Собрание сочинений в 2-х томах. Том 2
Шрифт:
В четвертом-на-десять веке казалось, что только Генуа и Венеция изо всех государств могут думать и делать исчисление. Прилежность их и проворство доставляли им все денежное богатство; в самое то время Англия и Франция, устремяся на единое наблюдение суетной чести, довольствовались только мечтаниями. Тогда в одной Италии была морская сила; в последующие времена были уже и другие. Усмотря, что главная власть имеет нужду в деньгах, приложено старание достигать до вышней власти и в коммерции. Швеция, Дания и Неаполь, кои за двадцать лет ничего о том не помышляли, имели с того времени в том более успеха, нежели мы по смерти Колбертовой. Россия, не имевшая до Петра Великого ни одного корабля, считает ныне многочисленные флоты. Прусский король, приводя в совершенство военную силу, подавая новые законы, вводя науки и художества в свое государство, рассматривая все глазами Солона и Перикла, старается ныне и о коммерции; кто знает, какой великий у него она успех иметь будет? Сама Гишпания, уснувшая на златых своих рудах, ободряется и отлагает леность для распространения коммерции. Наш сон должен быть весьма глубок, если не пробудимся от шума, происходящего от купечества ревнующих нам в преимуществе народов. Нападают на нас деньгами, и сим оружием мы сами им сопротивляться будем. В первом веке побуждало народы железо, а ныне золото. Со златом в руках возбуждают нам врагов и в самых отдаленнейших местах, где мы их, конечно бы, иметь не могли: если покажем мы большее множество сего металла, то можем сих хитро возбужденных против нас врагов склонить на нашу сторону.
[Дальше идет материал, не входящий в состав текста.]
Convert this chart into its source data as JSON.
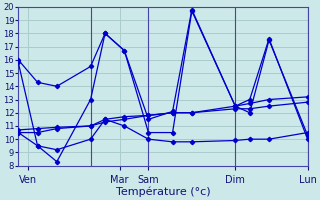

Важного рассуждения заслуживает то, что ныне морская война становится гораздо обыкновеннее,
Европа, может быть, должна почитать себя благополучною, что деспотическая власть не допустила турков завести коммерции. Турецкий монарх имеет столько земель в Европе, что может равняться оными и сильнейшему своему соседу. Сверх того, имеет он Сирию, Египет и Малую Азию. Войско его равняться может с войском царей персидских. Воины его храбры и в воинской науке научены уже от христианина, коего отечество сделало собою недовольным. Остаток жидовской к вере ревности и учение о неизбежной судьбине привлекает их бежать без печали и во исступлении на неизбежную смерть. Если бы турки имели коммерции, если б были у них флоты, приличнее величине земли их, и если б было у них столько денег, сколько людей, то Европа в великой бы была опасности. Коммерции не в наши еще времена начали быть страшными. Когда император Карл VI выиграл баталию при Белграде, то не беспокоилась Европа о завоеваниях, кои потом могли последовать; но когда хотел он привести в состояние Ост-Индскую купеческую компанию, то угрожали ему со всех сторон, опасаясь той силы, которую могут ему коммерции доставить. О, если бы хотели мы проникнуть в разум слов, произносимых нашими предками: коммерция есть душа государства. Может быть, сие сказано было тогда и рано, но ныне сие правило находит свое совершенное употребление и распространение, ибо купечество не только есть жизнь народов, но и здравие государства. Можно думать, что народ, имеющий одни купецкие торги, приведет всех под свое иго; словом, полновесие коммерции и государственной силы есть единое.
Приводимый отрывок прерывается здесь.